Georg Fredrik Rieber-Mohn, the former Attorney General of Norway was tasked to protect Norway from salmon feedlots:
“In 1999, I was proud
to present the so-called “wild salmon plan” which proposed national
protection for the 50 best salmon rivers and the 9 most important
fjord-systems across Norway – the national laksfjords – where salmon
farms would be prohibited. However, intense lobbying from the salmon
farming industry watered down the proposals so that by the time they
passed the parliament in 2007 the protected fjords had become smaller
and gave less protection against the salmon farming industry. The
result has been a heavy defeat for wild salmon and a huge win for sea
lice. Put simply, we had an open goal to save wild salmon but we missed
the target. Now we are dealing with the consequences of poor defending.” (Open letter to Canada, Feb 16, 2010)
The
Norwegian Institute of Marine Science is considered the founder of the
salmon feedlot industry. But in a report released on January 12, 2011,
“Risk assessment – environmental impacts of Norwegian fish farming,”
they report there is high probability that salmon farming conflicts with
Norway’s sustainability strategy because sea lice and escaped salmon
are such significant risk factors to wild salmon. They suggest the
industry is no longer sustainable <
http://www.imr.no/nyhetsarkiv/2011/januar/lus_og_romming_odelegger/en>
New Brunswick
Canada tried to limit the delousing drug arsenal to Slice, considered the least damaging chemical to wild fish because it is administered in the food instead of as a bath. Predictably the lice are becoming resistant and so AlphaMax and Salmosan
have now been approved. The feedlots are tarped, the drugs are poured
in and when they are done the tarps are lifted and the drug flows out.
Lobsters are a very valuable fishery that people in New Brunswick depend
on and Environment Canada found that AlphaMax kills lobsters (
http://fundytides.blogspot.com/2010/12/aquaculture-test-of-alphamax-shows.html). The salmon farmers asked for another round of testing and the drug remains in use.
When hundreds of
valuable lobsters turned up dead near salmon feedlots and tested
positive for an illegal delousing drug, cypermethrin, Environment Canada
sent 29 officers with a search warrant into the offices of a salmon
feedlot company last November. The investigation is ongoing (
http://wn.com/Enviroment_Canada_raids_Cooke_Aquaculture_offices).

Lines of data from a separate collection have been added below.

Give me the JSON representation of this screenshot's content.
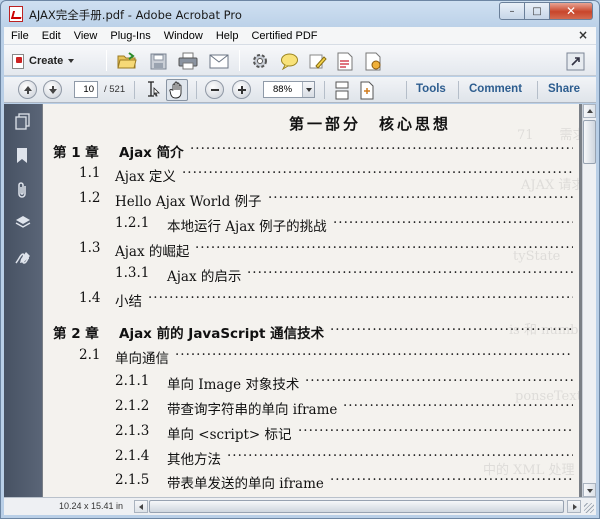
{
  "window": {
    "title": "AJAX完全手册.pdf - Adobe Acrobat Pro",
    "minimize": "–",
    "maximize": "□",
    "close": "✕"
  },
  "menu": {
    "items": [
      "File",
      "Edit",
      "View",
      "Plug-Ins",
      "Window",
      "Help",
      "Certified PDF"
    ],
    "close_glyph": "×"
  },
  "toolbar": {
    "create_label": "Create",
    "icons": [
      "open-folder-icon",
      "save-icon",
      "print-icon",
      "email-icon",
      "settings-icon",
      "comment-icon",
      "highlight-icon",
      "document-icon",
      "sign-icon",
      "expand-icon"
    ]
  },
  "navigation": {
    "current_page": "10",
    "total_pages": "/ 521",
    "zoom": "88%",
    "tabs": [
      "Tools",
      "Comment",
      "Share"
    ]
  },
  "document": {
    "part_title": "第一部分　核心思想",
    "toc": [
      {
        "num": "第 1 章",
        "text": "Ajax 简介",
        "chapter": true
      },
      {
        "num": "1.1",
        "text": "Ajax 定义",
        "chapter": false
      },
      {
        "num": "1.2",
        "text": "Hello Ajax World 例子",
        "chapter": false
      },
      {
        "num": "1.2.1",
        "text": "本地运行 Ajax 例子的挑战",
        "chapter": false
      },
      {
        "num": "1.3",
        "text": "Ajax 的崛起",
        "chapter": false
      },
      {
        "num": "1.3.1",
        "text": "Ajax 的启示",
        "chapter": false
      },
      {
        "num": "1.4",
        "text": "小结",
        "chapter": false
      },
      {
        "num": "第 2 章",
        "text": "Ajax 前的 JavaScript 通信技术",
        "chapter": true
      },
      {
        "num": "2.1",
        "text": "单向通信",
        "chapter": false
      },
      {
        "num": "2.1.1",
        "text": "单向 Image 对象技术",
        "chapter": false
      },
      {
        "num": "2.1.2",
        "text": "带查询字符串的单向 iframe",
        "chapter": false
      },
      {
        "num": "2.1.3",
        "text": "单向 <script> 标记",
        "chapter": false
      },
      {
        "num": "2.1.4",
        "text": "其他方法",
        "chapter": false
      },
      {
        "num": "2.1.5",
        "text": "带表单发送的单向 iframe",
        "chapter": false
      }
    ]
  },
  "status": {
    "page_size": "10.24 x 15.41 in"
  }
}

Meanwhile, the lice are so hard to control some salmon farmers are
reportedly now using Hydrogen Peroxide in well boats as well.
A large percentage of
wild salmon in Eastern Canada are now infected with a virus called
Infectious Salmon Anemia which was unheard of before it began erupting
in thousands of farm salmon.
Chile
Sea lice are also
growing on farm salmon in Chile and heavy infestations have been
reported on wild fish outside the pens. Eight different drugs have
reportedly been used in their ongoing battle to control the lice.
Norwegian companies are
operating in Chile and a Norwegian strain of the Infectious Salmon
Anemia virus (ISAv) has spread through the industry causing its collapse
in 2008/9. Every country with Norwegian salmon feedlots now has ISA,
but this was the first time no one could argue wild fish had infected
the farm salmon, as the current Norwegian strain could not have reached
Chile in wild fish. As the enormous Chilean farm salmon supply dwindled,
the global price of farm salmon increased actually benefiting some of
the Norwegian companies operating in Chile. Although the
industry is now moving into pristine Chilean waters the virus is
following them, suggesting it could now be in a wild species of fish and
Chile is permanently contaminated. Chilean production remains a
fraction of what it was a few years ago.
One hundred eighty
tonnes of ISA infected Chilean salmon were processed in November 2010.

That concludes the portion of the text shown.